Были и строгие… Но на самую грубую ругань Таскаиха неизменно отвечала своей славной улыбкою, от которой на розовых щеках появлялись нежные ямочки, а голубенькие, как обсосанные лампасейки, глаза таяли, источали сладкую истому, обволакивали грубияна ласковой синевою…
Моя бабушка Федора, старуха практичная и потому прощавшая людям многие грехи, связанные с соображениями трезвости ума, Таскаиху почему-то ненавидела люто. «Эта за семь верст поживу чует, как муха падаль», — говорила она. И я не понимал в ту пору бабушкиного раздражения: ведь все Таскаихины проделки никому не приносили вреда. Правда, пользы тоже никакой не приносили: у нее меньше всех было заработанных в колхозе трудодней. Ни к чему, видно, были ей эти «голые палочки». У нее свой был лозунг: «Все для себя! Выжить!

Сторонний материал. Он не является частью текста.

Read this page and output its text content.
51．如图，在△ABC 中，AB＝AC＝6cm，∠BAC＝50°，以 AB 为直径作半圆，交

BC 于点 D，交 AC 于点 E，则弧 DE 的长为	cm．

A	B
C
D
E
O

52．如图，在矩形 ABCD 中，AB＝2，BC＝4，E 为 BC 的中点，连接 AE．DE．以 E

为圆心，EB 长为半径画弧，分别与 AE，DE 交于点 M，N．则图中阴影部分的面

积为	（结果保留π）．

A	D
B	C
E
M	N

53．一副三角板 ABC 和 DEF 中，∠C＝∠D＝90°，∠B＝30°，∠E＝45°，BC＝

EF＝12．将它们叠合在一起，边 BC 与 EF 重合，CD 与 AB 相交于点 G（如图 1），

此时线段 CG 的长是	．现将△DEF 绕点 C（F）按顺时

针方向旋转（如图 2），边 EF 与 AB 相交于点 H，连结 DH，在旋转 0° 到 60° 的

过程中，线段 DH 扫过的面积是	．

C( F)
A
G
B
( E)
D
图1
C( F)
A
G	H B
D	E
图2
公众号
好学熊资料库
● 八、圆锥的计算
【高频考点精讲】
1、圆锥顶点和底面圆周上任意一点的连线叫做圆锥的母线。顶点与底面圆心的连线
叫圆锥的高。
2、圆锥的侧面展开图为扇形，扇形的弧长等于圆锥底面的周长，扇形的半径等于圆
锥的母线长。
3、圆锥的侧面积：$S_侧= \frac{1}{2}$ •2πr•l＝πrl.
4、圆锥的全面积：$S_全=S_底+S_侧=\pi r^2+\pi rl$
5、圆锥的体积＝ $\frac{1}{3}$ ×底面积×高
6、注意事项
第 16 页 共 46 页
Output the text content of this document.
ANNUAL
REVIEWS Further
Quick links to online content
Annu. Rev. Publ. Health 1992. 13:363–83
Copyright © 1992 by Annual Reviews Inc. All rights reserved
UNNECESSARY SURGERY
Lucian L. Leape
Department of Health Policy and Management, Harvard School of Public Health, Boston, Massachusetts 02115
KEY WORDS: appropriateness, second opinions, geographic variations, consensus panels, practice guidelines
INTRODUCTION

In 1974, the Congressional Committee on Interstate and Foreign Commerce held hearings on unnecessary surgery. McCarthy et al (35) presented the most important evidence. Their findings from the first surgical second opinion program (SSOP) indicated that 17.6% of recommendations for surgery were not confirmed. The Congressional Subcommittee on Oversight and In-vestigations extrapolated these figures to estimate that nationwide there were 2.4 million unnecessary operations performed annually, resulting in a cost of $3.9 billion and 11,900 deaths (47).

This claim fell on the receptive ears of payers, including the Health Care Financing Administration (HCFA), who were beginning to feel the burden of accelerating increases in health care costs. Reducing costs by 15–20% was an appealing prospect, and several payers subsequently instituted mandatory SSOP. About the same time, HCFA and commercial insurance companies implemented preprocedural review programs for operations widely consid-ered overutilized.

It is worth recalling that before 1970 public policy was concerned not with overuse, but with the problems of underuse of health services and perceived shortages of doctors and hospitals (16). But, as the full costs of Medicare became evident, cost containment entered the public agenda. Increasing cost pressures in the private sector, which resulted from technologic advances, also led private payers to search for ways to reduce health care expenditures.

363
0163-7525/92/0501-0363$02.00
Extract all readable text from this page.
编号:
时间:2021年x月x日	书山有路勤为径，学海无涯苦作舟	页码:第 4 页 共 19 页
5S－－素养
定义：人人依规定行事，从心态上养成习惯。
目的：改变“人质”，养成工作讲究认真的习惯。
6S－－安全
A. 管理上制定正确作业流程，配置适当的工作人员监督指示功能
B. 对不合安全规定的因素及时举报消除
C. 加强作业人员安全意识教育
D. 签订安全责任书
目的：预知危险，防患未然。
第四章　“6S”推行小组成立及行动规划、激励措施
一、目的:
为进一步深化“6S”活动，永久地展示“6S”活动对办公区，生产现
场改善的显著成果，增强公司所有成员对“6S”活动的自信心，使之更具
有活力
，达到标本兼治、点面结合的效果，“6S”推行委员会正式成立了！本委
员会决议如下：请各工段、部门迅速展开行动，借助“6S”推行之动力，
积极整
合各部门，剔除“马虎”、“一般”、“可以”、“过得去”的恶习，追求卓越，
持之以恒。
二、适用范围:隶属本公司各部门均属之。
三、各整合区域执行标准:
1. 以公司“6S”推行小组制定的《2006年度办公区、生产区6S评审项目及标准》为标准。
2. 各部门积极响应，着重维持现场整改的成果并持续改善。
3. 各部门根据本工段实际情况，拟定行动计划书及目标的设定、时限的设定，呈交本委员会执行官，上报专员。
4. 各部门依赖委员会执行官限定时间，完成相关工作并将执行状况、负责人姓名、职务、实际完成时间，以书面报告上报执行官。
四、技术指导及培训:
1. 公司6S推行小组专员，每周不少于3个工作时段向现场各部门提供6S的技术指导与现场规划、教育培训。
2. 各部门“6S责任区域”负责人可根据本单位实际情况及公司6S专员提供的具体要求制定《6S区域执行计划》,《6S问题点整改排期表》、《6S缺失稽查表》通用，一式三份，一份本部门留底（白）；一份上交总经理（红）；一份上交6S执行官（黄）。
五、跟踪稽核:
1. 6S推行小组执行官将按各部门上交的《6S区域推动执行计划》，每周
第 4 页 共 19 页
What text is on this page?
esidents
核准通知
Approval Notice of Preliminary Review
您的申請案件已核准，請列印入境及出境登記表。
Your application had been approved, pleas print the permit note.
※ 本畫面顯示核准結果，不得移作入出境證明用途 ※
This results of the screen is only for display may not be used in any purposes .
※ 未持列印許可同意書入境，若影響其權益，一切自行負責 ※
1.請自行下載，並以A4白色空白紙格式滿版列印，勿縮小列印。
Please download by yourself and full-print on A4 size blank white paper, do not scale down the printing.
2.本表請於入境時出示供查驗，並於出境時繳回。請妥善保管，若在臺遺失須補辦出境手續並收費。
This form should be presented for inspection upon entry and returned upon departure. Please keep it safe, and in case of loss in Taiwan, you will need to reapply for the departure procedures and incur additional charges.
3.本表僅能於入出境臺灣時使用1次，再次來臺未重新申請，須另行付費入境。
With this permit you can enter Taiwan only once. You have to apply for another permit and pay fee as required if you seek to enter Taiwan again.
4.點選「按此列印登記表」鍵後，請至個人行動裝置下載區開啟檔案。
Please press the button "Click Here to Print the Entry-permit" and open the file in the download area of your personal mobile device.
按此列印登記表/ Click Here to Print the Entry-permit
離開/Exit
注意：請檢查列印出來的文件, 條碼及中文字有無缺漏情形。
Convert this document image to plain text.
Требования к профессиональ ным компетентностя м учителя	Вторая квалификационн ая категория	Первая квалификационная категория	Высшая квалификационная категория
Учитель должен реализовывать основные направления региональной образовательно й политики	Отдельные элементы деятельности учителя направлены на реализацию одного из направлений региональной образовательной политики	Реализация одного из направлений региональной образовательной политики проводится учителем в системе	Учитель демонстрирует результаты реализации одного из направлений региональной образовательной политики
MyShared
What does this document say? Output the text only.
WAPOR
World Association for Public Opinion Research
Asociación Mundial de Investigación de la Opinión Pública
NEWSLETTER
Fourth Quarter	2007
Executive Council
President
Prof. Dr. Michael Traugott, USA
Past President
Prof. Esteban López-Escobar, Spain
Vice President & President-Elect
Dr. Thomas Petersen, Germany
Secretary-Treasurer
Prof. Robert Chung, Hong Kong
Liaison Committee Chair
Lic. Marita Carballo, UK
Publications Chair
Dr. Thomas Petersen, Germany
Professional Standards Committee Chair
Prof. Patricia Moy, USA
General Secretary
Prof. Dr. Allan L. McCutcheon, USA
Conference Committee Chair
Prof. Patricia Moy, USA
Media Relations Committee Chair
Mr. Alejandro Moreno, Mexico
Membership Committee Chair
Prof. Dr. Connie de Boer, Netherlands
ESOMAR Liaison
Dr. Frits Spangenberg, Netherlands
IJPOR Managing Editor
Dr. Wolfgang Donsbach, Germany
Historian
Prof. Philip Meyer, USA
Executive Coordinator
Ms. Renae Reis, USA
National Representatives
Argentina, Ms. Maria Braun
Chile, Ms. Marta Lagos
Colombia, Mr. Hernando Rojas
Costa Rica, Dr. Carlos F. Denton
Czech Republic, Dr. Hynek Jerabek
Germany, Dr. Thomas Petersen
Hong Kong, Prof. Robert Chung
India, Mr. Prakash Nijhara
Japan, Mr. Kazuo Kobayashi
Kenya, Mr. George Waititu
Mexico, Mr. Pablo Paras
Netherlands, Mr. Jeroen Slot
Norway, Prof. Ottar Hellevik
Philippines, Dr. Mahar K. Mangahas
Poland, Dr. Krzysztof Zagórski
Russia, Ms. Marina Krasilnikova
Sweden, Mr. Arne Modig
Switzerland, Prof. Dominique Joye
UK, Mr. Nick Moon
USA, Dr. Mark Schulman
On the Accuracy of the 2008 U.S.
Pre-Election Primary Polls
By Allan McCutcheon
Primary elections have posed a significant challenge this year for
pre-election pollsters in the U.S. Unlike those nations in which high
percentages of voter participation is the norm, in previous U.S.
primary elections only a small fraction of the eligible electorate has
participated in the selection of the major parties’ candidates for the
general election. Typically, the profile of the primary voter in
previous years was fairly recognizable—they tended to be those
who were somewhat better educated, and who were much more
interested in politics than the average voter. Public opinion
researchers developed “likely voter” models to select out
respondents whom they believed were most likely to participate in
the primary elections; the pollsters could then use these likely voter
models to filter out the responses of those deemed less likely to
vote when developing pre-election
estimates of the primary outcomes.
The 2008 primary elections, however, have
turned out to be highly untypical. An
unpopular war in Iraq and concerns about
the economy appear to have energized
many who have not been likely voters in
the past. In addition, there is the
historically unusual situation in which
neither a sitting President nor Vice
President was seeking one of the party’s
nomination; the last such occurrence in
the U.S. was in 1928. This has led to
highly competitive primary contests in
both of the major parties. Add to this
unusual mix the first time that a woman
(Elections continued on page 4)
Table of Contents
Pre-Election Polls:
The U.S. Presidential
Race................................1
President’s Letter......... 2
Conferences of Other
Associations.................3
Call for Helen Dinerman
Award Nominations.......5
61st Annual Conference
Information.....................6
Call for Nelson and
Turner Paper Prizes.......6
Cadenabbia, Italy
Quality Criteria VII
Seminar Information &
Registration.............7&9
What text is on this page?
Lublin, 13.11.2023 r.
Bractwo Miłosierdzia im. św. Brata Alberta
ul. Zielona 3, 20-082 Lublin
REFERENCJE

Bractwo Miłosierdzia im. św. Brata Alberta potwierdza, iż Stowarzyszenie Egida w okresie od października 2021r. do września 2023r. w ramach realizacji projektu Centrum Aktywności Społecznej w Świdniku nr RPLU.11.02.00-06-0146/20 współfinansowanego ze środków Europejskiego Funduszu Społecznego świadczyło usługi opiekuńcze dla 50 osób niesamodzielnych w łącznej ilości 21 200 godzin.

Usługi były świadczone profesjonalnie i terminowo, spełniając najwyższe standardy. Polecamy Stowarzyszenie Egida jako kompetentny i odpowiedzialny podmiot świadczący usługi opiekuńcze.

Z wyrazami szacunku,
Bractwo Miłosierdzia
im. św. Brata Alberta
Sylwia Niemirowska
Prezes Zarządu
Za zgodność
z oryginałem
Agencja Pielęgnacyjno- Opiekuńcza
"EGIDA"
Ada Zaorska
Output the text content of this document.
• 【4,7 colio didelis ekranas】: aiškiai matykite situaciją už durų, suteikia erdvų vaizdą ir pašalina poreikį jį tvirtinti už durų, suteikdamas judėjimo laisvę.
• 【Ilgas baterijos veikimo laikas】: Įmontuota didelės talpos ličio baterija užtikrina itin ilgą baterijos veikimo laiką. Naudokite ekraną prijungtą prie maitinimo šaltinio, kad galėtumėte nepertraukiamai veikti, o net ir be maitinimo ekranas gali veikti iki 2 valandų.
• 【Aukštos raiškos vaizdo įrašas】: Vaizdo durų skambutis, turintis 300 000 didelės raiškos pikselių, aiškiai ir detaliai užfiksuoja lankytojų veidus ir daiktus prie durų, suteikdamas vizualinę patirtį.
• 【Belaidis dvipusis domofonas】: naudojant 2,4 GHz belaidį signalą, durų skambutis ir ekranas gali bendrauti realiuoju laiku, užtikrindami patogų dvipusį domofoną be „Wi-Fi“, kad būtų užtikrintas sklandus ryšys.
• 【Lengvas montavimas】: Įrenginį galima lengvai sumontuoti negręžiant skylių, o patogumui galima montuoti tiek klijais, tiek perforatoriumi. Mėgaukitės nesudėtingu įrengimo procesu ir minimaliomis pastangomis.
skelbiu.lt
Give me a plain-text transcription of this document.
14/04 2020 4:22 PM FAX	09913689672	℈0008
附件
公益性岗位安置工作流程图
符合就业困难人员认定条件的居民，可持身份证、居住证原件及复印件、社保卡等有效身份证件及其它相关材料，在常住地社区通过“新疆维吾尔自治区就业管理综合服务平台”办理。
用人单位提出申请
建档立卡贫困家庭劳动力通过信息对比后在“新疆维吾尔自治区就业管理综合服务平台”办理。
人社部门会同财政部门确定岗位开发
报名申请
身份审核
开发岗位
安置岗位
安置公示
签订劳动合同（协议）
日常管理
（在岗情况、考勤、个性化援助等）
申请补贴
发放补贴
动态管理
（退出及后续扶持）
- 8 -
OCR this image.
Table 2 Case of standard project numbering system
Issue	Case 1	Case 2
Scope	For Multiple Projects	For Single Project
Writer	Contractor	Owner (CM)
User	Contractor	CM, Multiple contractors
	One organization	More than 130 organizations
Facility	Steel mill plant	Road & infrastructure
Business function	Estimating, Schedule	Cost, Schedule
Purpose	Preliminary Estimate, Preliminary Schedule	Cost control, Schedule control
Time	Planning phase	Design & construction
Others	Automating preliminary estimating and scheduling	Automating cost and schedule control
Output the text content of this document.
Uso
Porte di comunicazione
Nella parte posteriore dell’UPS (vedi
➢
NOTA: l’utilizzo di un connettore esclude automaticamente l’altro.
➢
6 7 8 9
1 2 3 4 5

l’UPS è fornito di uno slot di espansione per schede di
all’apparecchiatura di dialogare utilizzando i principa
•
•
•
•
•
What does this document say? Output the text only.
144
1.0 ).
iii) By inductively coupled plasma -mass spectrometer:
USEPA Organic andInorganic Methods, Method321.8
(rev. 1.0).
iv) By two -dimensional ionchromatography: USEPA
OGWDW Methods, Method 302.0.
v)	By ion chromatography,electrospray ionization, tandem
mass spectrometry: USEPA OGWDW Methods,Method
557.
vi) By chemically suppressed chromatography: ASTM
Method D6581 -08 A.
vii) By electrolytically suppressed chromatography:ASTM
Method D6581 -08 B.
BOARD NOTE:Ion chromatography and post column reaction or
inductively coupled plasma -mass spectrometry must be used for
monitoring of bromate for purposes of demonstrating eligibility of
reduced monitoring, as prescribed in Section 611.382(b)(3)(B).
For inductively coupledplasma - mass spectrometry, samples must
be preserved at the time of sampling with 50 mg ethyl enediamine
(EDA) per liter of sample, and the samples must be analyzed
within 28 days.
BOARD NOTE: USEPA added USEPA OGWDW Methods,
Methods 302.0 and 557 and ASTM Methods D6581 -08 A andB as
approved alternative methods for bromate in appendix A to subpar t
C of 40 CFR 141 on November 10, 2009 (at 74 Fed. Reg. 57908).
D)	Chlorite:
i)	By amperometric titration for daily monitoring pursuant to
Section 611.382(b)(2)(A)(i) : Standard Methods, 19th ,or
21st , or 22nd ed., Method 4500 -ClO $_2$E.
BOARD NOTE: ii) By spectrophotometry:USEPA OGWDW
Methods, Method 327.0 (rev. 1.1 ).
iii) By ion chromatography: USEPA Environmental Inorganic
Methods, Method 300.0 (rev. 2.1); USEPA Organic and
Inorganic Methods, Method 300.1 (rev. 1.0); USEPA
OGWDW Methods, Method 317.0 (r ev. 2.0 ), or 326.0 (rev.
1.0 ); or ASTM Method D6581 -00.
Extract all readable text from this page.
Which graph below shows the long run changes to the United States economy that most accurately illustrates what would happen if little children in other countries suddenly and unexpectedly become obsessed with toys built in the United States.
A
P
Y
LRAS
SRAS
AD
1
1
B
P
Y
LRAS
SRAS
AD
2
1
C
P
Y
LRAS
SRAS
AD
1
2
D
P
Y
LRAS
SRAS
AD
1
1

Во что бы то ни стало — выжить!»
3
Прихватив с собой двухколесную ручную тележку и с полдюжины мешков, мы с мамой рванули к колхозным амбарам, где, по словам Таскаихи, должны выдавать хлеб на заработанные колхозниками трудодни.
— Скорей, скорей! — волновалась мама. — Это в кои-то веки впервые хлебушко дают!.. А то ведь год цельный робишь, за расчетом придешь — а тебе десять жменек сорных отходов. Возьмешь кузовок под мышку, горючими слезами умоешься — и домой…
Кому она рассказывает, мама? Как будто я сам этого не знаю.
А у амбаров уже вся бригада. Кто с тележками, как у нас, кто с тачками, одна баба даже на корове, впряженной в маленькую домашнюю бричку, прикатила.
— Ты дак, кума, весь хлеб хочешь захапать! — пошутил кто-то. — Вишь, на каком транспорте прибыла — на «МУ-2».
— Да уж весь — не весь, а уж… это…
Не получались, заметил я, сегодня шутки. Чувствовалось выжидательное напряжение, и от этого, казалось, люди даже стеснялись друг друга. Все, особенно бабы и девки, малость принарядились: как же, праздник!
Да, воистину неистребима вера русского человека в лучшую долю свою! Как ни трудно ему, как ни горько, но чуть лишь засветилась вдали надежда, он снова готов простить все и всем, снова готов голодать и холодать, идти на любые лишения, не щадя живота своего. «Ничаво, паря! — скажет чалдон. — Счас трудно, зато потом будет баско… Были ба кости целы, а мясо нарастет!..»
На бревенчатом настиле, служащем для амбара как бы крыльцом, было сооружено что-то вроде стола, за которым важно сидел в своей неизменной белоснежной рубашке сам Федор Михайлович Гуляев, бригадир. С ним рядом стояли большие весы, на площадке которых сидел, покуривая в ожидании, кладовщик Игнаха Капылов, одноногий молчаливый мужик. За спиной Игнахи зияла черным квадратом распахнутая в темный амбар дверь. В амбаре была пшеница.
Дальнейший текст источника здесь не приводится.